I am exploring utilizing Expectation Maximization (EM) algorithm in machine learning where the exact distribution of the data is unknown as all the observed sample pairs do not form the complete data. We assume that each data consists of a pair $(\lambda, X)$, where $\lambda$ is a latent parameter and $X$ is the data (features) given. The machine learning model that we would like to train consists of a set of parameters $\theta$ and learns a function $\Phi$ where $\Phi(\lambda, X; \theta)$.

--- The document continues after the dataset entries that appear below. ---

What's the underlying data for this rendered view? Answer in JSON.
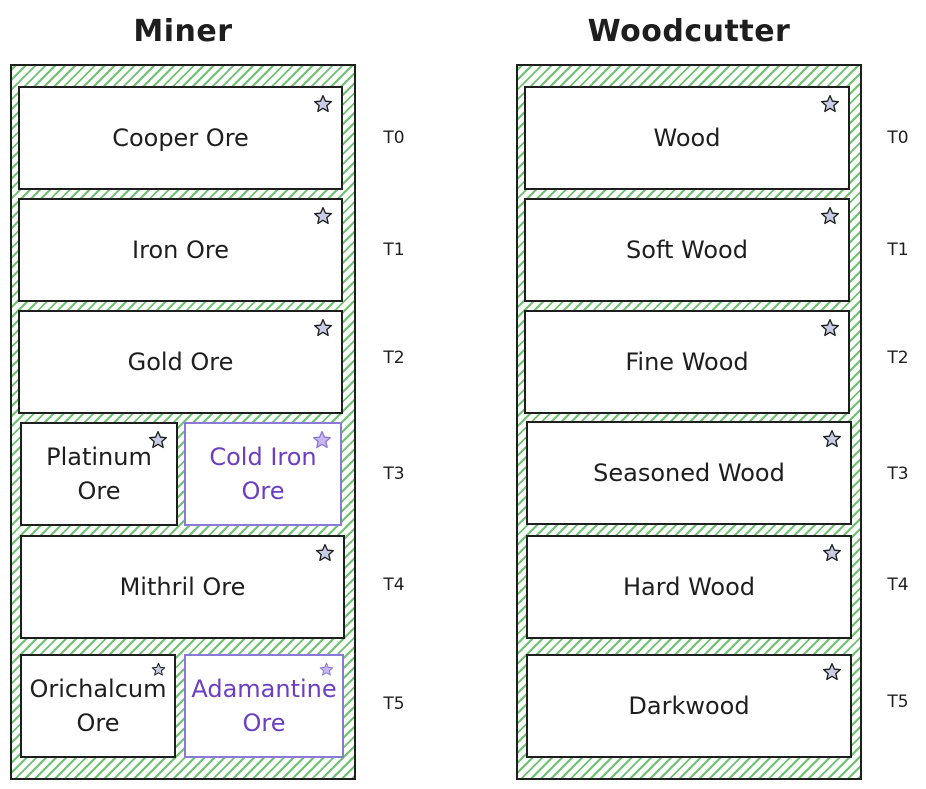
{
  "miner": {
    "title": "Miner",
    "cards": {
      "t0": "Cooper Ore",
      "t1": "Iron Ore",
      "t2": "Gold Ore",
      "t3a": "Platinum Ore",
      "t3b": "Cold Iron Ore",
      "t4": "Mithril Ore",
      "t5a": "Orichalcum Ore",
      "t5b": "Adamantine Ore"
    },
    "tiers": [
      "T0",
      "T1",
      "T2",
      "T3",
      "T4",
      "T5"
    ]
  },
  "woodcutter": {
    "title": "Woodcutter",
    "cards": {
      "t0": "Wood",
      "t1": "Soft Wood",
      "t2": "Fine Wood",
      "t3": "Seasoned Wood",
      "t4": "Hard Wood",
      "t5": "Darkwood"
    },
    "tiers": [
      "T0",
      "T1",
      "T2",
      "T3",
      "T4",
      "T5"
    ]
  },
  "colors": {
    "hatch": "#6cc26f",
    "stroke": "#1e1e1e",
    "highlight_text": "#6c3fc2",
    "highlight_border": "#8a79d6",
    "star_fill": "#c7cde6",
    "highlight_star_fill": "#c9b8f0"
  },
  "icons": {
    "favorite": "star-icon"
  }
}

We note that $\lambda, \theta$ jointly determines the neural network model. The goal is then to compute $$Q(\theta|\theta^{(t)}) = \mathbb{E}_{\lambda\sim p(\cdot|\bf{X},\theta^{(t)})}p(\lambda, \textbf{X}|\theta),$$ $$Q(\theta|\theta^{(t)}) = \sum_{\lambda} {p(\lambda\mid\textbf{X},\theta^{(t)}) \log p(\lambda, \textbf{X}\mid\theta)}$$ where $\textbf{X}$ denotes all the observed pairs, so as to update and obtain $\theta^{(t+1)}$.
We know $p(\lambda, \textbf{X}\mid\theta)$ up to proportionality and thus, we have used the MCMC algorithm to draw samples from the distribution and thus, are able to obtain an estimation of $p(\lambda\mid\textbf{X},\theta^{(t)})$ a.k.a the weights. Despite that, we can't explicitly compute the $Q$-function as we do not know the normalization constant.
Currently, I am stuck on how to optimize the $Q$-function such as to obtain $\theta^{(t+1)}$, up to a sufficient condition. Have anyone run into this problem? An alternative solution instead of using MCMC is also welcomed!